Electoral Volatility
Reform UK may yet have an impact on this by-election, but there may also be other beneficiaries of voters’ disillusionment with the established parties. Labour’s hold on Hartlepool’s seat at Westminster belies considerable electoral volatility in the town, which perhaps make it difficult to predict the outcome of the forthcoming by-election. The contest for Hartlepool’s seat in Parliament has not for some time been a straight fight between Labour and the Conservatives. The Liberal Democrats came second in the last by-election in the town, following Peter Mandelson’s departure in 2004, and again in the general election the following year. The party which has come closest to winning the seat from Labour is UKIP who cut Labour’s majority to just over 3000 votes in 2015. In 2019 the Brexit Party were closer to pushing the Conservatives into third place than the Conservatives were to winning the seat.

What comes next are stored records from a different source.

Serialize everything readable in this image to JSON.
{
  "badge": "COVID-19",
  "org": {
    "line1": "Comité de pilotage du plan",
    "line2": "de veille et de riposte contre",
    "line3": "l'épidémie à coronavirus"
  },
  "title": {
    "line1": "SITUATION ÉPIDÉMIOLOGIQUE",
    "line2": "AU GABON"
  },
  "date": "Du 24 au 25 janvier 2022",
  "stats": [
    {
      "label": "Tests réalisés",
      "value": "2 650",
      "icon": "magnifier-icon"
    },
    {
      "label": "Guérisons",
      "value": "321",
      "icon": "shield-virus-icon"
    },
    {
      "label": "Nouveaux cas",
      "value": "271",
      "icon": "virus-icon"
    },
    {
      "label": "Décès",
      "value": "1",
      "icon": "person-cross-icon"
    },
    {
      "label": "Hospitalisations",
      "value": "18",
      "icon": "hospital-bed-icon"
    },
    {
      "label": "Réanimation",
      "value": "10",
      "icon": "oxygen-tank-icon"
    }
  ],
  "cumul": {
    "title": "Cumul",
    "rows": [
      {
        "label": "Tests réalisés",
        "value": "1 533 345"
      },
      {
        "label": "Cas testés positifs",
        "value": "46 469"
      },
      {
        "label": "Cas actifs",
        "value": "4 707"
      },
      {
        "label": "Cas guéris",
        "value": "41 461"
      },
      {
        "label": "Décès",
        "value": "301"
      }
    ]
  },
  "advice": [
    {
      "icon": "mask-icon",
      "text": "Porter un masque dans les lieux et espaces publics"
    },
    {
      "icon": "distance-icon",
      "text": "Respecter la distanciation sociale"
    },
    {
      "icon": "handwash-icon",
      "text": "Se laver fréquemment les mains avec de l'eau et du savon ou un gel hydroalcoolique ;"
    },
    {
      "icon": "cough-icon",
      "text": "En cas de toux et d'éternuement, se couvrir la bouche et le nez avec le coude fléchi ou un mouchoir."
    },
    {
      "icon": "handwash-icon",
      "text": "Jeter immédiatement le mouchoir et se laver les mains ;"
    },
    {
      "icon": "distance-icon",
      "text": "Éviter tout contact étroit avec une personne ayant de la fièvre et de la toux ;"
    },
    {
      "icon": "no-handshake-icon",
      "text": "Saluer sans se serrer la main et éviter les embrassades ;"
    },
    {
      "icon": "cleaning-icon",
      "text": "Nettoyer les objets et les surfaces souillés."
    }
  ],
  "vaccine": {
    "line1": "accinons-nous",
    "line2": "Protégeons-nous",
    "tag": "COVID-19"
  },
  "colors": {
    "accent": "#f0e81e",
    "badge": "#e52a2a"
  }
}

The extent of electoral volatility and the roots of Labour’s problems in Hartlepool can be more clearly illustrated by looking at second-order elections in the town. The forthcoming by-election is likely to be run in May alongside this year’s local elections when, following boundary changes, all seats on Hartlepool Borough Council will also be up for election.
The last time all seats on the council were contested at the same time was in 2012 when Labour won 23 out of 33 seats. Since then Labour’s control of the council has been eroded by the election of a succession councillors representing small special interest parties and independent candidates. Labour’s difficulties were compounded in 2019 when several Labour councillors left to join the Socialist Labour Party and Labour lost control of the council. Labour currently holds six out of 33 seats on Hartlepool Borough Council, the Conservatives hold four. There are nine parties represented on the council, including Hartlepool Independent Union (5 seats), Hartlepool People (2 seats) and Putting Seaton First (2 seats) as well as several independent councillors.
It is also worth noting that when the people of Hartlepool were given the opportunity to vote for a directly elected mayor in 2002, they elected the H’Angus the Monkey, the mascot of the local football team. The man in the monkey suit, Stuart Drummond, was re-elected under his own name, for two further terms before the people of Hartlepool voted in a referendum in 2012 to abolish the role of the mayor.
This fracturing of party politics in Hartlepool may have created space for a strong independent local candidate to have a significant impact in this by-election. Monkey suits are optional.
Prior to the 1974 general election the constituency of Hartlepool was known as The Hartlepools, reflecting the town of Hartlepool and the new town of West Hartlepool, which was established in 1847. The two were combined into a single borough in 1967. One still occasionally hears reference to the Hartlepools and the headland area of the town is widely known as Old Hartlepool.
There will be 36 seats on Hartlepool Borough Council contested at this year’s local elections.